In all the hoopla over Slater's Howard Beale moment, though, it seems one question hasn't been asked: Does JetBlue consider this a terrible public relations moment or -- and stay with me for a minute -- a positive one? While it may strike many as absurd, I would suggest that this event will ultimately prove to be nothing but positive PR for the New York-based carrier.
It just goes to show that JetBlue (JBLU) continues its idiosyncratic journey as an industry disturbance. Southwest (LUV, Fortune 500) hires people who can't decide if they want to be a stand-up comic or a flight attendant. JetBlue, it has always seemed, has hired people who want to work for a different kind of company. Slater, the poor guy, thought that passengers would decide to act differently as well. You can't fault the man for being an idealist.
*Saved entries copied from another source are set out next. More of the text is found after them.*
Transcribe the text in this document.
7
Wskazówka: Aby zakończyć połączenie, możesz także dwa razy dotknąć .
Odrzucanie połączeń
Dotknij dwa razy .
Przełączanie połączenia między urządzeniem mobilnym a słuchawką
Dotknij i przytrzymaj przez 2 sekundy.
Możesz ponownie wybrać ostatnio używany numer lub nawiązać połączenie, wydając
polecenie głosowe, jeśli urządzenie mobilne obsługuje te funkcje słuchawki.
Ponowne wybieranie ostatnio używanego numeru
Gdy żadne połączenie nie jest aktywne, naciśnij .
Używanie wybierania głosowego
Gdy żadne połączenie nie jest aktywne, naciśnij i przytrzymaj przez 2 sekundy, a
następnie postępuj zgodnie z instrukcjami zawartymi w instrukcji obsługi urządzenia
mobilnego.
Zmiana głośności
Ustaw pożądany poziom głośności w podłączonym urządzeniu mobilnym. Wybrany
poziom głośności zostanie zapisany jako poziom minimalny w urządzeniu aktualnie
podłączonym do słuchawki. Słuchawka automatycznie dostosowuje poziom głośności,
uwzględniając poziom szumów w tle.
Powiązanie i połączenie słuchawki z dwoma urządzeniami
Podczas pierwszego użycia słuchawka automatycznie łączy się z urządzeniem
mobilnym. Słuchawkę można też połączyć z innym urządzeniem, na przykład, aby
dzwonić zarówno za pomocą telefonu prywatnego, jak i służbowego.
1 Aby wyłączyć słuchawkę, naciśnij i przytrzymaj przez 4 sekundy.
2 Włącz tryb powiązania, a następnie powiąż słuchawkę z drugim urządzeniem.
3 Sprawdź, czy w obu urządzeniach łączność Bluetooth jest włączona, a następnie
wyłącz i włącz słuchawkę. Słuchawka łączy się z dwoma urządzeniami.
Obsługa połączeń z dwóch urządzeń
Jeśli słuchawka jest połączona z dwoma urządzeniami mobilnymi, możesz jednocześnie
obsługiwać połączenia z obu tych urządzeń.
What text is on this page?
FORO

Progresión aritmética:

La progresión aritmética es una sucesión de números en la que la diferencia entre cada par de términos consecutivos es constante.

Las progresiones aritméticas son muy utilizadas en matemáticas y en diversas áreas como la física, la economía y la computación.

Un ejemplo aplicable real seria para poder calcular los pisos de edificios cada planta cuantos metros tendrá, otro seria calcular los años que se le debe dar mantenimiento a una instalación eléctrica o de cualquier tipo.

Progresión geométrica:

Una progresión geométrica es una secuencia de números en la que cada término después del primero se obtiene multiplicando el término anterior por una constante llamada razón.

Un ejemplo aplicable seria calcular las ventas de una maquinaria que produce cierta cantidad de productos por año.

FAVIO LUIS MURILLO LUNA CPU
It was less than a decade ago, you will recall, that JetBlue was considered one of the most revolutionary companies in the country. The airline made Vanity Fair's Hot List, for God's sake. Think about that. An airline. We all marveled over the simple ticket pricing, the free satellite television, the blue chips, and the remarkably happy attitude of the airline's staff, from ticket agents to flight attendants.
Then came skyrocketing oil prices. JetBlue had managed to control pretty much every variable in running a successful airline -- pricing, costs, attitude -- except the most important one, which was the possibility that oil prices could hit $100 a barrel. And time started to catch up with JetBlue: maintenance costs on once-new planes started rising and its larger rivals finally cottoned to its pricing strategy, with Delta (DAL, Fortune 500) in particular engaging in a number of fierce to-the-death pricing battles with the company. Founder and spiritual core David Neeleman ultimately lost his job after a few years of challenging financial results.
For a minute there, it seemed like JetBlue might actually be destined for the ever-larger scrapheap of failed airlines. The stock has been on a long journey down from a high of $30 in 2003 to $18 or so in late 2006 to just over $6 today.
Things are turning around, though. Slater's outburst aside, JetBlue still outranks the competition in terms of customer satisfaction. Just ask the folks at J.D. Power. It won accolades for the way it handled its worst PR disaster to date -- leaving passengers stuck on a tarmac for eight hours in 2007. For New Yorkers, there's hardly a better way to get to Los Angeles than JFK-Burbank on JetBlue. In addition to its dominance at JFK, JetBlue also offers the most flights out of Boston, and is inarguably the best way to take a quick trip down the coast to Florida or the Caribbean.
So what of their financials? James Higgins of Soleil Securities is remarkably positive. "JetBlue enjoys one of the industry's most favorable risk profiles, with unrestricted liquidity currently at 29% of trailing four quarter revenues, strong labor/management relations in a non-unionized environment, relatively (for a US airline) low leverage and a solid fuel hedging portfolio," he wrote in late July.
It's not a stock for the faint of heart. Its volatility, as measured by beta, is twice the market's, and the company's debt rating is below investment grade. Another huge spike in oil prices, and the airline will once again be on the ropes. Still, Lufthansa saw enough of a future to partner with JetBlue in 2008, when the European airline picked up 17% of JetBlue's equity.
The company is on track to pull in nearly $4 billion in revenues in 2010, margins are improving, and Neeleman's successor Dave Barger seems to be a steady hand at the controls. Analysts at the likes of Citi, Deustche Bank, and Bank of America Merrill Lynch all think the stock is a buy at these levels.